Zakaria Zubeidi [Reprodução/The Freedom Theatre]

O líder das Brigadas Al-Aqsa, Zakaria Zubeidi, além de ter tido um importante papel na resistência armada durante a Segunda Intifada, também se dedicou à resistência cultural através da arte, sendo co-fundador do teatro comunitário e espaço cultural The Freedom Theatre (TFT), no campo de refugiados de Jenin, na Cisjordânia ocupada.

The Freedom Theatre  (Teatro da Liberdade)

O nome de Zubeidi está nas manchetes mundiais desde que ele, junto a outros cinco prisioneiros, cavou um túnel e conseguiu escapar da prisão israelense de alta segurança de Gilboa. Ao ser recapturado, precisou ser hospitalizado e as lesões em seu rosto denunciaram a violência e tortura da ocupação israelense.

Zubeidi, que estava preso há dois anos e meio,  é um herói que gera fascínio, tanto em palestinos quanto em israelenses. Seu papel na resistência armada é amplamente comentado, enquanto sua militância na arte e cultura é frequentemente vista quase como uma contradição; como se ele tivesse largado os palcos e o teatro comunitário para empunhar outras armas contra a ocupação.

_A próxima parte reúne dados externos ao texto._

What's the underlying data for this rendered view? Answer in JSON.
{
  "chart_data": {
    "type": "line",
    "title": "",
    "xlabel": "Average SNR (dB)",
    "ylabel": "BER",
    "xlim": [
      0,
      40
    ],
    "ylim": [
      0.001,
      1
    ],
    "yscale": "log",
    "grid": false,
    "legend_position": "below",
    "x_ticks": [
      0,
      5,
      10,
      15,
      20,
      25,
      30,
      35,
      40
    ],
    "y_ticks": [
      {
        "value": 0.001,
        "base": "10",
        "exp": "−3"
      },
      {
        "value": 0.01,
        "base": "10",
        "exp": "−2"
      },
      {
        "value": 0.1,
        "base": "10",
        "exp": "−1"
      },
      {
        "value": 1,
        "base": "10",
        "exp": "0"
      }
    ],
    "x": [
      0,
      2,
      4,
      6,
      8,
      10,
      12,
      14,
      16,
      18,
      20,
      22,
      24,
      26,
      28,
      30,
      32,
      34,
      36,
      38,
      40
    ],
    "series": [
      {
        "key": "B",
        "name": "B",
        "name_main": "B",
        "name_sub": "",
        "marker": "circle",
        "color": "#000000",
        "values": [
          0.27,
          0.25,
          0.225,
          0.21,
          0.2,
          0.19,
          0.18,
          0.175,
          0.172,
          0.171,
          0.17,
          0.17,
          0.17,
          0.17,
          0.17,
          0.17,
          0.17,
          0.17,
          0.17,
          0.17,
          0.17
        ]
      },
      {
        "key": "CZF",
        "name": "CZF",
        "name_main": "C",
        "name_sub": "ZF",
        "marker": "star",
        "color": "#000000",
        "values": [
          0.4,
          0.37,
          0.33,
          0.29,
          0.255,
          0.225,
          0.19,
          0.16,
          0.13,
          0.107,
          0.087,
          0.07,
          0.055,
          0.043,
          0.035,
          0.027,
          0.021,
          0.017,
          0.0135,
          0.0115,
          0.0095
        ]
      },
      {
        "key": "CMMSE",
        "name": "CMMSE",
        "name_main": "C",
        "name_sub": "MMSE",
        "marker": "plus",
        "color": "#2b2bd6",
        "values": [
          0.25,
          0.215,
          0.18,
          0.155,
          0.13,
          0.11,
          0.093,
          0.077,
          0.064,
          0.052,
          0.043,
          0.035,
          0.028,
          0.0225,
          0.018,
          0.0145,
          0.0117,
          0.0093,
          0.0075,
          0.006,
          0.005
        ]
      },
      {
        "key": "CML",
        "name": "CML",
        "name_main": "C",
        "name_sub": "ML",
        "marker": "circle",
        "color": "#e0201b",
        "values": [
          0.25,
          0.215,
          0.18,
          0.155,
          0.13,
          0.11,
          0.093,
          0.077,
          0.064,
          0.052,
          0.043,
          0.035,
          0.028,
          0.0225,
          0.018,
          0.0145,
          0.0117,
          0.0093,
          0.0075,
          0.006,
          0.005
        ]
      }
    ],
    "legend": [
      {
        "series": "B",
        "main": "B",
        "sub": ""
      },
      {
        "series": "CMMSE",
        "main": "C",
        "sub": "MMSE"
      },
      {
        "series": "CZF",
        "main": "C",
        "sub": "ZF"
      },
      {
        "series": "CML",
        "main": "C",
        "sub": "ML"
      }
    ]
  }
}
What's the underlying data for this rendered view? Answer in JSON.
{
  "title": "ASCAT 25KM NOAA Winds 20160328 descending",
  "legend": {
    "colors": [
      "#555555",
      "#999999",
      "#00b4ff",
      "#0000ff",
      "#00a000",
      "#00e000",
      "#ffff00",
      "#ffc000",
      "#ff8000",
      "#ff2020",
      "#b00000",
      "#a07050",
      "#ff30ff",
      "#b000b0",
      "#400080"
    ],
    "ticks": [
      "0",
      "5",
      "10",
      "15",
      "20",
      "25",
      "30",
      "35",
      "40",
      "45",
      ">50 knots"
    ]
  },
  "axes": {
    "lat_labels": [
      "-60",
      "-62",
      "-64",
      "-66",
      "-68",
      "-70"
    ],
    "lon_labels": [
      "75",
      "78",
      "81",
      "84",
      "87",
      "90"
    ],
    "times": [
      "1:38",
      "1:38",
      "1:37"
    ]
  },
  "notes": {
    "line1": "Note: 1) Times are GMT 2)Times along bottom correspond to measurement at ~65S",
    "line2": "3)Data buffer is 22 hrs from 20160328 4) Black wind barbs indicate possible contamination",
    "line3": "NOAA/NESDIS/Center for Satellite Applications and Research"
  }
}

“As pessoas pensam que Zakaria passou da resistência armada para a resistência cultural. Eu não o fiz. Abro a fechadura do teatro com a coronha da minha metralhadora. Você não pode separar a resistência armada da resistência cultural. Alguém precisa contar a história do combatente: Quem é ele? Por que ele está fazendo o que está fazendo? Não se pode simplesmente tirar uma foto e escrever que ele é um terrorista. A resistência armada não é um soldado matando outro soldado. É uma revolta civil com combatentes que tentam se defender com o que quer que esteja disponível. Há dezenas de milhares de pessoas no campo e ainda não tínhamos mais de 120 armas para lutar. Com estas armas, estávamos lutando contra um exército nacional”, afirmou Zakaria em uma entrevista para Ola Johansson em 2017. “Traduzir os modos armados, religiosos e políticos de resistência e ser a força crítica contra todos eles. Tudo gira em torno da resistência cultural; é impossível entender a luta sem discernimento cultural. Mas a resistência cultural nem sempre é priorizada. As pessoas não a apreciam da mesma forma que fazem outros papéis na resistência.”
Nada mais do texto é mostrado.